Ao chegarem no campo, os soviéticos encontraram poucos prisioneiros, uma vez que os nazistas
já haviam mandado a maioria dos prisioneiros marcharem rumo ao oeste da Alemanha naquelas
que ficaram conhecidas como as bárbaras "marchas da morte". Mas a perseverança e o
internacionalismo soviético ainda conseguiram encontrar vivos milhares de prisioneiros
cadavéricos, possuindo provas concretas e abundantes para alegar o extermínio em massa
perpetrado em Auschwitz pelos carrascos nazistas, que mais tarde pagariam a conta pelos seus
crimes contra a humanidade no célebre julgamento de Nuremberg. Apesar de tudo, o Exército
Vermelho liberta então 8 mil prisioneiros apenas em Auschwitz.

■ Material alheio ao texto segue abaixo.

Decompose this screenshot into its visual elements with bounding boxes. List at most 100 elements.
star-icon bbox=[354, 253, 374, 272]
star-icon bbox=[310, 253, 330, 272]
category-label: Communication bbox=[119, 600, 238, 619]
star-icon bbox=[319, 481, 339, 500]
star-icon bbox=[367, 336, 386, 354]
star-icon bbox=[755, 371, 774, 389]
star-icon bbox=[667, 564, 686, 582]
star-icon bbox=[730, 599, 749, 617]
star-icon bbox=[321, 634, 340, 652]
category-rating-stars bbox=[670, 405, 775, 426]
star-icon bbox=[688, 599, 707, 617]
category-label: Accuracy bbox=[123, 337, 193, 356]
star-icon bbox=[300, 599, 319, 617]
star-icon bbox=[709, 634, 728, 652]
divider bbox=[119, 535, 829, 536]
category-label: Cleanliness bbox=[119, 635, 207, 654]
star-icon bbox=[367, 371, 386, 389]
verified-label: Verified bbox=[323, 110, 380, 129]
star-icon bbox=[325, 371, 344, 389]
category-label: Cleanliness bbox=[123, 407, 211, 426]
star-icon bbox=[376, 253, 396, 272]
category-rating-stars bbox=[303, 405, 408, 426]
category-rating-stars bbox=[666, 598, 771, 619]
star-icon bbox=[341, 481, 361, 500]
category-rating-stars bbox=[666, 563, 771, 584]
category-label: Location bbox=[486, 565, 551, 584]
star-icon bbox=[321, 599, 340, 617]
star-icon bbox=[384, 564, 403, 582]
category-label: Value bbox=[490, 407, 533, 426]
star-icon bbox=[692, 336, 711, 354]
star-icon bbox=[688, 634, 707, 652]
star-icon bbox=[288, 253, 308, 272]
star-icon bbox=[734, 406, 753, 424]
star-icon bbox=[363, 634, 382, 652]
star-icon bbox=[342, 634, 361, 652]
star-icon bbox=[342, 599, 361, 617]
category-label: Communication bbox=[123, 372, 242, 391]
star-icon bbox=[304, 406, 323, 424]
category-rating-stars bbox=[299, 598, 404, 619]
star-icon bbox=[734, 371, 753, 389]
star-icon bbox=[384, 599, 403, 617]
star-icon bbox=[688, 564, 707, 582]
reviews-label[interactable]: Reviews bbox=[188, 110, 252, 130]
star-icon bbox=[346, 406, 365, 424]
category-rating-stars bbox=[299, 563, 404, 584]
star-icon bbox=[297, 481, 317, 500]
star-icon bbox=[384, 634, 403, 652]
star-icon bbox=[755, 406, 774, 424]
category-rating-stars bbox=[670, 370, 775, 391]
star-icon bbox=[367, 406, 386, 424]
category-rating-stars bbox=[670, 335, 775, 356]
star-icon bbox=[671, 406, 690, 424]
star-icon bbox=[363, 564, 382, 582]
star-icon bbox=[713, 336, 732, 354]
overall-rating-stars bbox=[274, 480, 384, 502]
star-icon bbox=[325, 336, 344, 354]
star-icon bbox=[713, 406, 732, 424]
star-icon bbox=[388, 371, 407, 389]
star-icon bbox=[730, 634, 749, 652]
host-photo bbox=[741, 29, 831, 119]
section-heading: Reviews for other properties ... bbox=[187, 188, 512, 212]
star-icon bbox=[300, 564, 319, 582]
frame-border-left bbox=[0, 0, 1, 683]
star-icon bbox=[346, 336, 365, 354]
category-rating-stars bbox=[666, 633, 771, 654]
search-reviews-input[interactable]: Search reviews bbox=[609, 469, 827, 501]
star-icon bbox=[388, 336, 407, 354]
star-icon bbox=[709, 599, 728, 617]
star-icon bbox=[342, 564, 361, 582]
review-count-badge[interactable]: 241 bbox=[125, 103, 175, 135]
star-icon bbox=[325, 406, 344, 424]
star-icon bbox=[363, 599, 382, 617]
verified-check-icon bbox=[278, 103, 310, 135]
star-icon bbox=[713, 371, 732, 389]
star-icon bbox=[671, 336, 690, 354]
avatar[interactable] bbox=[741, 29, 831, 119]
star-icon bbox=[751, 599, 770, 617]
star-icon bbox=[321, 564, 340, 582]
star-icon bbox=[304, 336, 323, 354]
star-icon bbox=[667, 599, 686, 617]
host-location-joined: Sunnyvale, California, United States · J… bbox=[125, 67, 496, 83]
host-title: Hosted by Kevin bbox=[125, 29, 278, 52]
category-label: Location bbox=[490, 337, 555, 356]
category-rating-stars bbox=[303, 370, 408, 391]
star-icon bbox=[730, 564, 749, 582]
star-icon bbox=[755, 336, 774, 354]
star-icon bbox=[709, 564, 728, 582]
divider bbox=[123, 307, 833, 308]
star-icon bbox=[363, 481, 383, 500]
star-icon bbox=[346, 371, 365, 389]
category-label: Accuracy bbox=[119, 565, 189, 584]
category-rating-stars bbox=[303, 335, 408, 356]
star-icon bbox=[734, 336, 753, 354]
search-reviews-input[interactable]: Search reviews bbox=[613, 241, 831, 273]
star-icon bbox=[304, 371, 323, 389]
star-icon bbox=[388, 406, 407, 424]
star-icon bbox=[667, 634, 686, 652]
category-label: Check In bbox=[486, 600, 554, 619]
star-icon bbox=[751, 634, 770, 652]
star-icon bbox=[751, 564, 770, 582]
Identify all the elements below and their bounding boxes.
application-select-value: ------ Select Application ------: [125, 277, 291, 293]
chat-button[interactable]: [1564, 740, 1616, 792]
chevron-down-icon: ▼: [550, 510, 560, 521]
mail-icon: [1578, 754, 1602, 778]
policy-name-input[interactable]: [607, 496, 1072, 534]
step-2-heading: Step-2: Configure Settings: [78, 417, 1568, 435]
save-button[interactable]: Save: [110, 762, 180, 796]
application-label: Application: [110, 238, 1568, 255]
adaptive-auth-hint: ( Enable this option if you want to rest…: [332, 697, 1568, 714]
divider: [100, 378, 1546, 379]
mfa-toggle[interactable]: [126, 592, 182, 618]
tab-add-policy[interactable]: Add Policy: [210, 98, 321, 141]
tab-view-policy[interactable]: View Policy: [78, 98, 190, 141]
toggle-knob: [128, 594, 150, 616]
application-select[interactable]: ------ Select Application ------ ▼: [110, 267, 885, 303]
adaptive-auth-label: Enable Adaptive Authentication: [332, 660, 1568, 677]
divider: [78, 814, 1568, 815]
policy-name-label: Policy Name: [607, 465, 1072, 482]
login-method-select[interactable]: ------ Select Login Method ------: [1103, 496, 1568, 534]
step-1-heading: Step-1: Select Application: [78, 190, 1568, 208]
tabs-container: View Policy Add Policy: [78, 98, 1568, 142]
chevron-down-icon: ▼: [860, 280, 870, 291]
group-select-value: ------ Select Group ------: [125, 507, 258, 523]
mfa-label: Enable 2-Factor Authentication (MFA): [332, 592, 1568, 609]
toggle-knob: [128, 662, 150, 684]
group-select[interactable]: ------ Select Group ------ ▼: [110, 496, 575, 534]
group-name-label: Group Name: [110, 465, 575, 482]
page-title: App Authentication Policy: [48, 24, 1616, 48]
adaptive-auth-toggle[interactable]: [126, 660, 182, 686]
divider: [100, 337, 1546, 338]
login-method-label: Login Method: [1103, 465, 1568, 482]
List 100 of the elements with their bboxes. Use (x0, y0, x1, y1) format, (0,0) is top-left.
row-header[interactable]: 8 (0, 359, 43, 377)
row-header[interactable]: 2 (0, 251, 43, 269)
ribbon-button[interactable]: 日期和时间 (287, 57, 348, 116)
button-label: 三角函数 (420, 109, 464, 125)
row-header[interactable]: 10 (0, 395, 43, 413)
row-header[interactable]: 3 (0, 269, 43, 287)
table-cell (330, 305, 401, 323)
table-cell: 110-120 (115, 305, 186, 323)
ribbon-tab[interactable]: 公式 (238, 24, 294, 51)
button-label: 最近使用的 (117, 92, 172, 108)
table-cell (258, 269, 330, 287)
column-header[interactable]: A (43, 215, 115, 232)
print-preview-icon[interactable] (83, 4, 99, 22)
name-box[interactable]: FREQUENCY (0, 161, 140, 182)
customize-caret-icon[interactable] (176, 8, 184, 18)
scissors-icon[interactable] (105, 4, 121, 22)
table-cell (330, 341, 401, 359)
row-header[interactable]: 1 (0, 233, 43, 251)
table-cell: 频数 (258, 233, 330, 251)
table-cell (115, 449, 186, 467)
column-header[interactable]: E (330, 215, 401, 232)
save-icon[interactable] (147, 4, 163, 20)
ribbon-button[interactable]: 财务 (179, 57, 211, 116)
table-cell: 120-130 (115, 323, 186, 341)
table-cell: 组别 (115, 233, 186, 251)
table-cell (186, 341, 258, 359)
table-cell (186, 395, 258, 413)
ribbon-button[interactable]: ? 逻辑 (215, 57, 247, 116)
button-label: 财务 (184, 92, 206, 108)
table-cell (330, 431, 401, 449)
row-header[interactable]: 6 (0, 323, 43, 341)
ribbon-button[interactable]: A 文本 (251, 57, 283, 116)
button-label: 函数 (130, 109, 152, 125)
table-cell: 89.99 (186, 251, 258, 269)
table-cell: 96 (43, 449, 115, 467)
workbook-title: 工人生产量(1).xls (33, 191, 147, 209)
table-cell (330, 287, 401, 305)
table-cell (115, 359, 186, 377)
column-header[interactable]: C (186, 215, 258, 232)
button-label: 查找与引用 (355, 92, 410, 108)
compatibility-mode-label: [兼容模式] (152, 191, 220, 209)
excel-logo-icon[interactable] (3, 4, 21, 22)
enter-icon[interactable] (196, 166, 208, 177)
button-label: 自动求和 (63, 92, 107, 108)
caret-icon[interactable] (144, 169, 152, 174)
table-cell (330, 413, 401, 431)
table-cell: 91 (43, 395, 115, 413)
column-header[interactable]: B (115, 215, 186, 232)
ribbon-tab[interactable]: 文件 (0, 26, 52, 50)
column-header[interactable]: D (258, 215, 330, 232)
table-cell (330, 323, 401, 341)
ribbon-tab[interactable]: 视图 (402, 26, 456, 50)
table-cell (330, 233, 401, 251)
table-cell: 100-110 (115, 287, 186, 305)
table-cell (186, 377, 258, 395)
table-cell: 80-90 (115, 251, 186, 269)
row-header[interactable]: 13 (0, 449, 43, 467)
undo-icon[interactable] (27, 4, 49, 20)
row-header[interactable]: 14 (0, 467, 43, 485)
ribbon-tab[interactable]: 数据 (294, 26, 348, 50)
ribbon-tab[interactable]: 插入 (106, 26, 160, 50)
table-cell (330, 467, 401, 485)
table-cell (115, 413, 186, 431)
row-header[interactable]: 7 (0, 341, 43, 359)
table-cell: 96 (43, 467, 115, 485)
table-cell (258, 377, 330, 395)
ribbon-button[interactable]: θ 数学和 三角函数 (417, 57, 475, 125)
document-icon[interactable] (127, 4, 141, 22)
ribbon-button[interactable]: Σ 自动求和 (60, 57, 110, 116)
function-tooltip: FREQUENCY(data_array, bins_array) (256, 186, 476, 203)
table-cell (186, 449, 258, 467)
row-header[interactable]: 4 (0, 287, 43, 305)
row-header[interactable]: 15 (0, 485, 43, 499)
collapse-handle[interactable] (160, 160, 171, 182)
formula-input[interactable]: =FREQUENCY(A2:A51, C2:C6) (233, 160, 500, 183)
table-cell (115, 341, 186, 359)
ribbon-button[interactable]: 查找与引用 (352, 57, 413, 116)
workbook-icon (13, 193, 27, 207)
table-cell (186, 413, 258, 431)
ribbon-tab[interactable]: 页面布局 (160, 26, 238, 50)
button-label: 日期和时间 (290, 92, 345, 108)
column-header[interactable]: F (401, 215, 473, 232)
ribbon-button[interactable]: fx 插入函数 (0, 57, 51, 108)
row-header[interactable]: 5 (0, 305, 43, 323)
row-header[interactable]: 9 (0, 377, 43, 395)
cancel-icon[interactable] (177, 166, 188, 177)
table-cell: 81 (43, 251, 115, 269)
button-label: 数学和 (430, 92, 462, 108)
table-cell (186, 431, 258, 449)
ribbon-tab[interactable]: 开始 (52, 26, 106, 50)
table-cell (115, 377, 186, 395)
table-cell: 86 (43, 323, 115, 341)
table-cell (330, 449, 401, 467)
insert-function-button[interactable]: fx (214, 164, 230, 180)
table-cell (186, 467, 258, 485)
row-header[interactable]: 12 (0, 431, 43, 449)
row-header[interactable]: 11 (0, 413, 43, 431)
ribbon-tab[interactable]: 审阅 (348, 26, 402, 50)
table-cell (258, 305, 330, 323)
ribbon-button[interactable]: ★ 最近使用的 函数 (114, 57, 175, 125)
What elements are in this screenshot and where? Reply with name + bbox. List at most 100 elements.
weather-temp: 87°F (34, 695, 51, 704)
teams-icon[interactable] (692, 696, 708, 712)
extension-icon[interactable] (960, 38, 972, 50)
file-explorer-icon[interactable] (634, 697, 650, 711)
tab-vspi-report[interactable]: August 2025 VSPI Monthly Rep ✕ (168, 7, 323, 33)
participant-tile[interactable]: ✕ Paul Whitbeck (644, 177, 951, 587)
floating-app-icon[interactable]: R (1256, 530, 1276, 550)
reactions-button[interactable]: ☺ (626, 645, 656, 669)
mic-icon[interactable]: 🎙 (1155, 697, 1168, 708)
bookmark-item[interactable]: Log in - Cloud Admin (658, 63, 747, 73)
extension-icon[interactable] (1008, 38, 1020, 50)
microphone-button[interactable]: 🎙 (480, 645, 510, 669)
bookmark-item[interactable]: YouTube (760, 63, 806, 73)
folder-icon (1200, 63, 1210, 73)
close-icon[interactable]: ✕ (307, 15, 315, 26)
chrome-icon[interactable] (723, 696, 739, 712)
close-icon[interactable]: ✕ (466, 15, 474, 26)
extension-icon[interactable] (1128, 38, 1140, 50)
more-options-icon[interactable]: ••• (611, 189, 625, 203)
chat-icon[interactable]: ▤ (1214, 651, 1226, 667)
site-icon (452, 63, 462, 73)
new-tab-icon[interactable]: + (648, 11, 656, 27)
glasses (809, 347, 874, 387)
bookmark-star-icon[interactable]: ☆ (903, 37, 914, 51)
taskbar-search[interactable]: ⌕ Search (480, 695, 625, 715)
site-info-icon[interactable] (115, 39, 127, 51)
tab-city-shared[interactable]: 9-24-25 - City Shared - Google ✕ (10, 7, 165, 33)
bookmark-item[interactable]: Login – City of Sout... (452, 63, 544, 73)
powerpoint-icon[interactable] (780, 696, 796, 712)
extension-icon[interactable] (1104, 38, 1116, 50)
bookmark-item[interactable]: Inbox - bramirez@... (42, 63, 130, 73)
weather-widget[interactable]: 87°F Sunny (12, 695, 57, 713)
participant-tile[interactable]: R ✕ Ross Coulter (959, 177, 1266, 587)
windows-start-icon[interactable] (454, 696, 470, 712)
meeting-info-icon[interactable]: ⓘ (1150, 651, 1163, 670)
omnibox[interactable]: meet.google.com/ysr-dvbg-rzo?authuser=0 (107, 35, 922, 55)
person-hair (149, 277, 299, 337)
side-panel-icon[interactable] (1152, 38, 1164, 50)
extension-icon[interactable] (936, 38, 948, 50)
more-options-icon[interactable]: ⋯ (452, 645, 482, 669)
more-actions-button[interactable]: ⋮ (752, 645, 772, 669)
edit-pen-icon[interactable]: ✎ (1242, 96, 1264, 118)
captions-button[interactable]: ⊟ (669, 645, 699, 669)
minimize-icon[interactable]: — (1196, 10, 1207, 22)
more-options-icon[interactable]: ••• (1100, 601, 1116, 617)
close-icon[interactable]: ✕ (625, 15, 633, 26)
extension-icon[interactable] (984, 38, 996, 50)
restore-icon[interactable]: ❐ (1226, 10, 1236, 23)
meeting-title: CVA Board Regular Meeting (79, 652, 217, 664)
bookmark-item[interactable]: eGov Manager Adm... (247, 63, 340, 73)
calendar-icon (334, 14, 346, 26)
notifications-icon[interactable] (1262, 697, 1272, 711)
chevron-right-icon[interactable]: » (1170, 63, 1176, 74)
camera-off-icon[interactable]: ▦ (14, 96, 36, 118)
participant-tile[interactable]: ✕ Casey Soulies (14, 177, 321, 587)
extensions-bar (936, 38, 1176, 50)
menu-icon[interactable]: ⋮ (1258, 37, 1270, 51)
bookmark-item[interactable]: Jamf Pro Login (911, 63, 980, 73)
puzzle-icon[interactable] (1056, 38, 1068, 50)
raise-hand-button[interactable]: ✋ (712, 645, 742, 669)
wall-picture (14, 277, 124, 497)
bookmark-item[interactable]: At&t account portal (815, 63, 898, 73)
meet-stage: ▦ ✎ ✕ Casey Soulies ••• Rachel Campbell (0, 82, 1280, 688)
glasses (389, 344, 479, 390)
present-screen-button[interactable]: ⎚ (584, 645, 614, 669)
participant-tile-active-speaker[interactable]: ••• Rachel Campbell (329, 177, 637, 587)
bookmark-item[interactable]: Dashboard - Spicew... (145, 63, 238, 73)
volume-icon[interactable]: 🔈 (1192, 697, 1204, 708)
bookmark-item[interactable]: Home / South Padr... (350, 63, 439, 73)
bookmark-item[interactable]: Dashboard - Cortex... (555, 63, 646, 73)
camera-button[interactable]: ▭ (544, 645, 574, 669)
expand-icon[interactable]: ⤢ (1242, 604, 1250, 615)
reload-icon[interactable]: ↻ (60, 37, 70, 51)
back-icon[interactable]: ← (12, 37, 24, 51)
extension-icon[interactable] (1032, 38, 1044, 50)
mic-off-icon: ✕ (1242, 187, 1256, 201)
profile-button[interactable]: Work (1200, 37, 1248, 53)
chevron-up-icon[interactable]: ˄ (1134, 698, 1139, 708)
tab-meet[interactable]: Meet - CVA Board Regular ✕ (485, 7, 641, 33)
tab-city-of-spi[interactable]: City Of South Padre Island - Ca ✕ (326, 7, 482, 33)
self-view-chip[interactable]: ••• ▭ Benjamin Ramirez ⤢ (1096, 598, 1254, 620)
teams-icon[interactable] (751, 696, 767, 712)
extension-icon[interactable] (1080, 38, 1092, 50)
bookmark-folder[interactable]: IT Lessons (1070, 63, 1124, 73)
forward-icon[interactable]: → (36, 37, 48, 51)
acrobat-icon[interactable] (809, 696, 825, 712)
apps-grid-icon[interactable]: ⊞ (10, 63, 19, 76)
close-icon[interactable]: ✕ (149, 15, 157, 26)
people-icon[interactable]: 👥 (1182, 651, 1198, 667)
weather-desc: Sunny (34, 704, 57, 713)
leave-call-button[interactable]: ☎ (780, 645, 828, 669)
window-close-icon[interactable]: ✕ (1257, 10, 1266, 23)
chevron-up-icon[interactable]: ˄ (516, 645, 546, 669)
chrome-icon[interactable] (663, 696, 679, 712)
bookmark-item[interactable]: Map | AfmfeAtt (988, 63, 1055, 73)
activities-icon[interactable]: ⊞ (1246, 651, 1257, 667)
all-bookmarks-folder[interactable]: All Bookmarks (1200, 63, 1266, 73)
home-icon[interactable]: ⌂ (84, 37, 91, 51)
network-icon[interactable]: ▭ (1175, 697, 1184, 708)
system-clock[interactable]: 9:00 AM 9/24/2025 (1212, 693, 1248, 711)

Nos meses que se seguiram, os soviéticos ainda obtiveram êxito em liberar mais campos nos
países Bálticos e na Polônia e, um pouco antes da rendição nazista, eles já haviam libertado
prisioneiros dos campos de Stutthof, Sachasenhausen, além de Ravensbrueck.

Dissolução da URSS e a herança socialista para o judaísmo

Com a dissolução da URSS e consequente expansão do antissemitismo e do neonazismo no


leste europeu, milhões de judeus das antigas repúblicas socialistas soviéticas migraram para
Israel, onde diversos canais russos de televisão chegaram a ser transmitidos.

Atualmente existem muitos russos morando em Israel e essa influência fez com que em 2012,
durante as eleições russas, o governo russo criasse 13 postos de votação em diversas cidades
israelenses, permitindo que os cidadãos russos que residem em Israel, pudessem votar.

Não obstante, o célebre Dia da Vitória (День Победы), comemorado no 9 de maio e que
celebra a derrota das tropas nazistas na Europa, não é só uma data de celebração na Rússia,
como também em Israel, onde diversos veteranos da extinta União Soviética residem.
Monumentos que remetem ao heroísmo do Exército Vermelho também não faltam em Israel,
como por exemplo o monumento de Netanya ou o monumento no Monte Herzl em Jerusalém.

A importância do Dia da Vitória pode ser entendida quando é celebrado por pessoas como
Vladimir Zhirinovsky, por exemplo, que perdeu quatro parentes no holocausto e que alertou
sobre a explosão de antissemitismo acompanhado da queda do governo de Yanukovych, na
Ucrânia.

Algumas célebres personalidades judias na condução do Governo Soviético

A revolução bolchevique e posteriormente o governo soviético tiveram a contribuição de


diversos judeus na construção da pátria socialista. Além de sabido que o avô materno de Lenin
era judeu, conhecidas figuras do governo soviético que ocuparam o oficialato, eram de origem
judaica, apesar de não praticarem a religião. Zinoviev, da polícia secreta soviética; Lozovsky,
delegado do ministério do exterior; Andropov, diretor da KGB e posteriormente presidente da
União Soviética; Sverdlov, que fora presidente do Comitê Executivo Central dos Sovietes em
1917; Kaganovich, administrador do governo muito próximo de Stalin; Yagoda, chefe da
O.G.P.U, dentre vários outros.

Conclusão

Ser comunista e antissemita é não apenas uma enorme contradição, como um grande passo em
direção ao nazismo; é jogar no lixo todo o esforço do internacionalismo soviético ao reabilitar o
povo judeu o tirando das trevas do Czar e posteriormente do nazismo e oferecendo a este povo
condições dignas de vida; é também negar a relação estreita entre o socialismo e o judaísmo,
conforme provado no presente artigo através de vasta fundamentação; é negar uma tradição
histórica de orgulho e libertação não só para a Europa como para Israel.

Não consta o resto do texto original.